その名称は「不動産投資ローン」「アパートローン」などさまざまですが、購入物件を担保に融資をするという基本的な形は同じです。
大手メガバンクや地方銀行は大口の投資家を対象としていることが多く、個人投資家が融資を利用するのはハードルが高いでしょう。
そのため、多くの投資家はネット銀行や信用金庫、農協などを利用しています。
ネット銀行や信用金庫、農協などの金融機関も、やはり年収を強く考慮します。年収の低さゆえにローン審査に通らないというケースは多々あります。
そんな場合に検討したいのが、政府系の金融機関です。
具体的には日本政策金融公庫が「国民生活事業」というカテゴリーで不動産賃貸業への融資を行っています。
年収が低くても、比較的審査に通りやすいのです。
日本政策金融金庫の審査が比較的通りやすい理由は、日本政策金融機関が経済の活性化など政治的な目的を達成するためにある金融機関だからです。
民間の金融機関のように、融資で利益を稼ぐことが目的ではありません。
年収は低くても、熱意があって不動産事業を成功させる意欲のある人であれば融資をしていこう、というわけです。
「不動産投資の教科書」には、「日本政策金融公庫の不動産投資ローンを活用するための全知識」で日本政策金融公庫についてかなり詳しく解説しています。
融資攻略のためにも、ぜひご一読ください。
(2)属性をいかせる人は大いに活用する
ローン審査で決め手となるのは、安定的な収入があって返済能力があるかどうかです。
その意味で最も有利な立場にある人は、公務員や経営が安定した企業で働く会社員です。
このような立場の人にとっては、属性がひとつの財産だともいえるので、活用しない手はありません。年収が低くても勤続年数が長いことや、勤め先の信用によって審査に通ることもあります。
不動産投資を始める際には、自分の属性としての「財産」をいかせないか検討してみてください。
(3)アパートではなく区分マンション投資を
2018年、スルガ銀行の個人不動産投資家に対する不正融資が発覚した「かぼちゃの馬車事件」がありました。
この事件が起こる前は、アパートでも区分マンションでも、収入がなかったり自己資金を確保できなかったりした場合の融資が可能でした。
しかし、かぼちゃの馬車事件以降、アパート経営での融資を希望する場合には、一定以上の収入がないと融資を受けられません。
アパートについては自己資金を用意しなければ融資を受けられませんが、区分マンションなら自己資金が10万円程度用意できれば、融資を受けられる可能性があります。

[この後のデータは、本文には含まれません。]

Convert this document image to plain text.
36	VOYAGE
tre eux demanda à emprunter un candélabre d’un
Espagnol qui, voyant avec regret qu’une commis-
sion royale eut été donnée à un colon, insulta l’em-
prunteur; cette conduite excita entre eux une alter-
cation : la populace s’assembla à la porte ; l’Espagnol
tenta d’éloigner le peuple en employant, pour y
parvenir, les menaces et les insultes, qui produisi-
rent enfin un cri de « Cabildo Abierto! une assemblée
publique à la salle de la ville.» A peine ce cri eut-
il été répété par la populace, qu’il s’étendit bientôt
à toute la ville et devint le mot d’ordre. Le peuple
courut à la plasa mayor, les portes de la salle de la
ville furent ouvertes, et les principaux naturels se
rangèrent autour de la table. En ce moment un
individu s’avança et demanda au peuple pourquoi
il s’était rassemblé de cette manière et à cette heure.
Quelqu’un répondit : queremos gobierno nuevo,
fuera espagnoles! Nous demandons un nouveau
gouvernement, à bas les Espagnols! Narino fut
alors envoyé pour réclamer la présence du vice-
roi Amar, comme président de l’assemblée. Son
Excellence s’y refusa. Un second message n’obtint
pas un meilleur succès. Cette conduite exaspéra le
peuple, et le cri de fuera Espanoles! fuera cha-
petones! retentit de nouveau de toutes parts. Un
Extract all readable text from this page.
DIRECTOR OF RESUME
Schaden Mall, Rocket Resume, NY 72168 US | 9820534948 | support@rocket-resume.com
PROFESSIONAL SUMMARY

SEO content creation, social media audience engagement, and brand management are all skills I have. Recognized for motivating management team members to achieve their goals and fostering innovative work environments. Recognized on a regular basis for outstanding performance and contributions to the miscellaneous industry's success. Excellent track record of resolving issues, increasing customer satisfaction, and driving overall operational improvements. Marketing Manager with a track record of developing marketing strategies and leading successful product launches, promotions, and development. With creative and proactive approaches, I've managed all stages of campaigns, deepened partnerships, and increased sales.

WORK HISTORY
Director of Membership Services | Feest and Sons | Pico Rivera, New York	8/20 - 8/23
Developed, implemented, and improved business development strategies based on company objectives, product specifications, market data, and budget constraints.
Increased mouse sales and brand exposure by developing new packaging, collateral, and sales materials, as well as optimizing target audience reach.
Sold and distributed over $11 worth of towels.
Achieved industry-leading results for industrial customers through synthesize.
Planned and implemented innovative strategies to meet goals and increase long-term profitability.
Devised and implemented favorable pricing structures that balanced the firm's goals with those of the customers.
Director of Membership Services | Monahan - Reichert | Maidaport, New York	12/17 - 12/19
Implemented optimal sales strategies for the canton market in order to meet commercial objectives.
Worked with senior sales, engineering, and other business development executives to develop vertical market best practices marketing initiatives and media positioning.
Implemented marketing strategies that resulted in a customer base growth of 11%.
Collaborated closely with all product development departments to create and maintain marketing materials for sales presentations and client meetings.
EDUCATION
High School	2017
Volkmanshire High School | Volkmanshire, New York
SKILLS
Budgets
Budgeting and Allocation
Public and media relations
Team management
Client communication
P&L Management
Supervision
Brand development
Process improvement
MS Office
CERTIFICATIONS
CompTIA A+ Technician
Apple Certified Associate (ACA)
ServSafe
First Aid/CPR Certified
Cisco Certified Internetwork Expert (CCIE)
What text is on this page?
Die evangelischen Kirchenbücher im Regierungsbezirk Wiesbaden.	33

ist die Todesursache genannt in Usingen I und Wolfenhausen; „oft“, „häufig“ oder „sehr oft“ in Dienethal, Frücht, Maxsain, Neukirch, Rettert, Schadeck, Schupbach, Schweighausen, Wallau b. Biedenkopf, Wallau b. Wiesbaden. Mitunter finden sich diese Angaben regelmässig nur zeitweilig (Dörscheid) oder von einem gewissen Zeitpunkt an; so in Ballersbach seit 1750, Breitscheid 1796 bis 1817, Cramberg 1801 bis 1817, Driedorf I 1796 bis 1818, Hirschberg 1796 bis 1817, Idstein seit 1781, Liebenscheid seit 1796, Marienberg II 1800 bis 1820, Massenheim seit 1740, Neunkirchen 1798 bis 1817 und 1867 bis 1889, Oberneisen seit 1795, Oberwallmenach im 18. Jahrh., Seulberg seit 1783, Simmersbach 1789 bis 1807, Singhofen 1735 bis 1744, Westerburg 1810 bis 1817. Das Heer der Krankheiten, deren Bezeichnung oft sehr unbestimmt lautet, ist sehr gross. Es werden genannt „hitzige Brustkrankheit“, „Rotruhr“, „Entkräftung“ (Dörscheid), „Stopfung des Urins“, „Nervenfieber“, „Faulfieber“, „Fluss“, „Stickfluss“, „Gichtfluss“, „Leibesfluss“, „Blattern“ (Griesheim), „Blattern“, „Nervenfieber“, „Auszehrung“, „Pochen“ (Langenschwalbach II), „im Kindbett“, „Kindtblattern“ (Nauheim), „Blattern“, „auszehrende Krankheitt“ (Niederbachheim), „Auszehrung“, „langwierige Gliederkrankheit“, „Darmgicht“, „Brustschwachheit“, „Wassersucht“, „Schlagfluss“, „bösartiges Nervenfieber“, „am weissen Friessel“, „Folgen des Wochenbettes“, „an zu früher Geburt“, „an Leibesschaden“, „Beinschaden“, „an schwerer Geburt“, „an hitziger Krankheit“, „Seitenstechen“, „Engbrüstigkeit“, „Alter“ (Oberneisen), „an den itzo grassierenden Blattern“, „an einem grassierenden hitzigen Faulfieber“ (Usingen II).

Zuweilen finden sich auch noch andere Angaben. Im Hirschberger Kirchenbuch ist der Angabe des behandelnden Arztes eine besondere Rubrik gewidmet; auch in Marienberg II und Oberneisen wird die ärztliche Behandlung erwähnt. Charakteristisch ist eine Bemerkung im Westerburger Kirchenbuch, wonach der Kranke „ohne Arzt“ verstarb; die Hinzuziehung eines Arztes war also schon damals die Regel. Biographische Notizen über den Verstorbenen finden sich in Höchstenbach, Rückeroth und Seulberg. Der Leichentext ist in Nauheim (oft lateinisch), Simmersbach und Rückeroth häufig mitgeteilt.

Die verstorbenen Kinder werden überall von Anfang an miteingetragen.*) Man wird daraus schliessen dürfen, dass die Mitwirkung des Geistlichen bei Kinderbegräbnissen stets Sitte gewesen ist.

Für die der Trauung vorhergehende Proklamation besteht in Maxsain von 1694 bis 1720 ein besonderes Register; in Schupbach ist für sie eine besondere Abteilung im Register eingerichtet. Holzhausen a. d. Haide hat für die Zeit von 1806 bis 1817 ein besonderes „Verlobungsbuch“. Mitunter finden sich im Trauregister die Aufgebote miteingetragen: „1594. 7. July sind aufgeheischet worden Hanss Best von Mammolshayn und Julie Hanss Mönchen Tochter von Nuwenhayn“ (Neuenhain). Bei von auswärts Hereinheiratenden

年収が低く、自己資金も用意できない……それでも不動産投資をしたい!という方は、アパートではなく区分マンションを選択しましょう。
まとめ
いかがでしょうか。
今回は、不動産投資を始める際の自己資金について解説しました。
不動産投資における自己資金とローンの関係や、自己資金の目安、自己資金の作り方などについて、おわかりいただけたかと思います。
自己資金とは、単なる物件購入費用の一部ではなく、色々な役割があります。
不動産投資をより成功させるためにも、妥当な自己資金を用意したうえで臨みたいところです。
しかし、年収が低かったり自己資金が十分に用意できなかったりした場合でも、不動産投資は可能です。
自己資金が少ない場合のデメリットやリスクをしっかり理解して、取り組むようにしてください。
今回紹介した、自己資金のための貯金術も参考にしつつ、安心感のある不動産投資を始めましょう。